An independent think tank says it doesn't make sense to be considering a cut in the company tax rate when the federal budget is already facing a revenue challenge.
The Turnbull government insists that everything is on the table when it comes to reforming the tax system.
But an analysis by the Australia Institute says lowering the company tax rate to 25 per cent, from 30 per cent, would reduce revenue by almost $27 billion over the next decade.
"If we are to meet the health and education needs that a prosperous economy requires ... a multi-billion dollar tax cut for some of the most profitable companies doesn't make sense," the think tank's executive director Ben Oquist said on Tuesday.
The latest Essential Research online survey also showed that Australians don't believe corporations pay enough.
It found that 59 per cent of respondents are "bothered a lot" that businesses don't pay their fair share of tax.
The institute's research shows Australia's already highly-profitable four largest banks would stand to gain $2 billion in just one year from a tax rate cut to 25 per cent.
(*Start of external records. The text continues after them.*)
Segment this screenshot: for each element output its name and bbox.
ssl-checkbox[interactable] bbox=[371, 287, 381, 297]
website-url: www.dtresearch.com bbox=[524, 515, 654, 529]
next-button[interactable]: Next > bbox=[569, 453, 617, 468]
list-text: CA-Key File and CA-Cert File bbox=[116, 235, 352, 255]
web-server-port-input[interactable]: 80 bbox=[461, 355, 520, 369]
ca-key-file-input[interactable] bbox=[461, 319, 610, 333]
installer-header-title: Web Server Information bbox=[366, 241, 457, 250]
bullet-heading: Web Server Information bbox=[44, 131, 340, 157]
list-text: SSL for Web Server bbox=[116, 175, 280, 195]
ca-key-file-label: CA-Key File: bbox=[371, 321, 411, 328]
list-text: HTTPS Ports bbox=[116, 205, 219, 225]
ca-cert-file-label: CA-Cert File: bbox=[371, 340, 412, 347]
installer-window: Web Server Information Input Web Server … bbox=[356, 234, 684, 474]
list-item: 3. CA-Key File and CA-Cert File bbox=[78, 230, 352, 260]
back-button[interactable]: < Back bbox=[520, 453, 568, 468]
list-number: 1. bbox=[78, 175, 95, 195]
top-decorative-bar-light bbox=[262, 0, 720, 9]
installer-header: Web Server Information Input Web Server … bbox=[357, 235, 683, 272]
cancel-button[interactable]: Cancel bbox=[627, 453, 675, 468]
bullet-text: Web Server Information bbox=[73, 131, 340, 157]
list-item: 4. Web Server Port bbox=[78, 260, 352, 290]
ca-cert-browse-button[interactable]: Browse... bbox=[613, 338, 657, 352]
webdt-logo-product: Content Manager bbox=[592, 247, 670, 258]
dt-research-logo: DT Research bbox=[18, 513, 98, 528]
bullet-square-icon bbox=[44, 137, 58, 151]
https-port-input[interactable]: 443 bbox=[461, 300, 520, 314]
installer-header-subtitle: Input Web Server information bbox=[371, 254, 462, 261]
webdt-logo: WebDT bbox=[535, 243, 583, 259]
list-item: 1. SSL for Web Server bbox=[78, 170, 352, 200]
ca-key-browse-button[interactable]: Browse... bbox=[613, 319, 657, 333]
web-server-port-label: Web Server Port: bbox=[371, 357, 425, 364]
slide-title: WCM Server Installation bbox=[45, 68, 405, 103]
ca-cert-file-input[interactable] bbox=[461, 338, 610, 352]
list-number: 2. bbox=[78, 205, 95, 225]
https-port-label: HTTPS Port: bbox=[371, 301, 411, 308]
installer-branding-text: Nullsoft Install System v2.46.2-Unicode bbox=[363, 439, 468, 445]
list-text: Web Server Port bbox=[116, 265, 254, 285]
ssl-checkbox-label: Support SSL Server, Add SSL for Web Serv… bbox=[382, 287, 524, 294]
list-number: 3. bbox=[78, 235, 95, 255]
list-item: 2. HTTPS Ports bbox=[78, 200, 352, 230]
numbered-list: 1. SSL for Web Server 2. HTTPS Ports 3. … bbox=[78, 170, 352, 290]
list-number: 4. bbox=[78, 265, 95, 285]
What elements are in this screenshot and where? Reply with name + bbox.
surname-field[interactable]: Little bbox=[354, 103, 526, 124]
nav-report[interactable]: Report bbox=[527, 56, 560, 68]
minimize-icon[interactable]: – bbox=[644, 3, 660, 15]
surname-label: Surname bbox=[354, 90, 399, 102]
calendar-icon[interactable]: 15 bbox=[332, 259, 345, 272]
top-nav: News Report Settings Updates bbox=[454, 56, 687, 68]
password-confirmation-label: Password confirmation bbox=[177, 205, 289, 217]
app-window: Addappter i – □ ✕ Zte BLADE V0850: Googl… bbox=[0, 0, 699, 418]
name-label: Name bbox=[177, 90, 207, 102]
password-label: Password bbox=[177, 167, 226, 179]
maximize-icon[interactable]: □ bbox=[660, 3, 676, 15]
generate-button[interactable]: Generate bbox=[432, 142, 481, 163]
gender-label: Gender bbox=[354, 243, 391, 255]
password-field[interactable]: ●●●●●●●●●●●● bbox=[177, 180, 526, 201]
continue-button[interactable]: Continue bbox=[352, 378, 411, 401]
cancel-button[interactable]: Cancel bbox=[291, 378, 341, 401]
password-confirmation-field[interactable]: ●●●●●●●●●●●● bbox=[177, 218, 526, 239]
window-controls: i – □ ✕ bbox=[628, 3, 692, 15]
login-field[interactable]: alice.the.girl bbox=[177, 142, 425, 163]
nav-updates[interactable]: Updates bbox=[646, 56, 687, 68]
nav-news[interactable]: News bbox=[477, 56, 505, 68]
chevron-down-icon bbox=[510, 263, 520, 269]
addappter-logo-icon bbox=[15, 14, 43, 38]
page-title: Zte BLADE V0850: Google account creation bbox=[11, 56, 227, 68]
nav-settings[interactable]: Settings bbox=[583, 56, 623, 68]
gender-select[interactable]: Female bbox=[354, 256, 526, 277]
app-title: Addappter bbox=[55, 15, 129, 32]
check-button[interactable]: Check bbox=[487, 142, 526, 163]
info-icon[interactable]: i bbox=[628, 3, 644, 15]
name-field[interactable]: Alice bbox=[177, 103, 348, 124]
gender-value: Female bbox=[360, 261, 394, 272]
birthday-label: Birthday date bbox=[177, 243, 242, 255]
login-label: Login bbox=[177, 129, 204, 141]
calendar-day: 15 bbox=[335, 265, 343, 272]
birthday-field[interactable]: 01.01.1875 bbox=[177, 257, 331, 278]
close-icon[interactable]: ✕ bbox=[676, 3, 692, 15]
At the same time, just two of Australia's biggest coal companies would stand to gain a combined $9.3 billion over the next decade.
"There is also a real risk that by creating a bigger disparity between company and income tax, there will be more incentives for high-income individuals to avoid income tax by incorporating," Mr Oquist said.
The Essential poll also found that 54 per cent of respondents are "bothered a lot" by the feeling that some wealthy people don't pay their fair share of tax.
These findings follow a report on Monday by Deloitte Access Economics that predicted the mid-year budget review - due in a few weeks time - will show deficits have deteriorated by $38 billion over the next four years.
This is largely the result of a hit to company tax receipts from a decline in the Chinese economy.